The new retail lending seen in 2019 has also helped to improve the quality of loan books as banks are being more careful about who they lend to: in 2019 the share of non-performing retail loans fell by 11.9 pp to 34.1%. At the same time the two major state-owned banks restructured more than UAH30bn ($1.2bn) of laons via the mechanism of voluntary financial restructuring which also improved the quality of the loan book. "Considering these actions, the state-owned banks (save for PrivatBank) reduced the share of NPLs from 55% to 49%," the NBU said in a statement in January. PrivatBank’s NPLs remained the highest in the sector at over 80% as of the end of last year.

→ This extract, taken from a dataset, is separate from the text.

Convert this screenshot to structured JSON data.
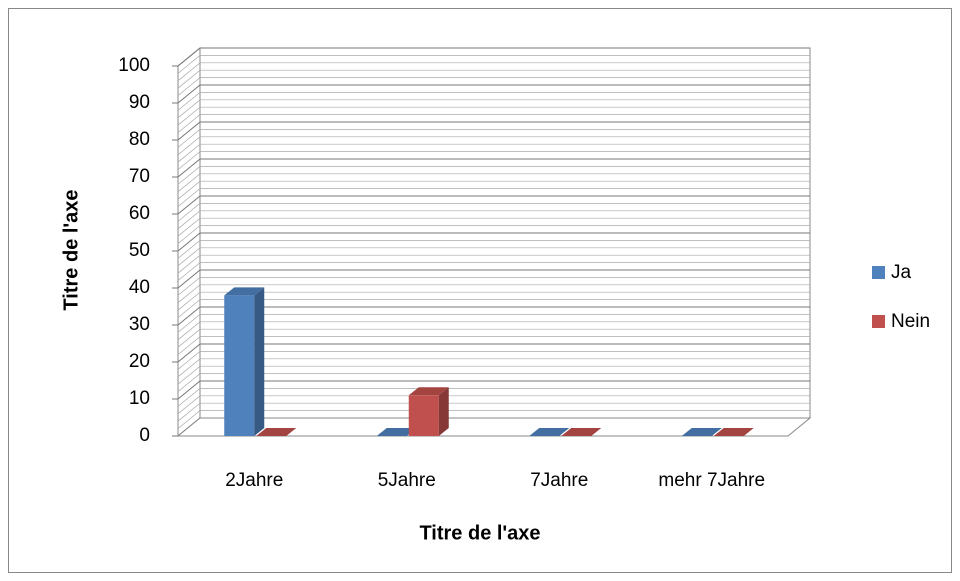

Among other factors that improved the credit quality of the sector was efforts by banks with foreign capital to clean up their balance sheets by selling or writing down NPLs on the account of loss allowance. The share of NPLs in foreign group banks (except Russian banks) fell from 23.1% to 16% in 2019.

Finally the strong appreciation of the domestic currency in 2019, which was up some 14%, also helped by reducing the hryvnia equivalent in NPLs denominated in foreign currency, which also remains significant.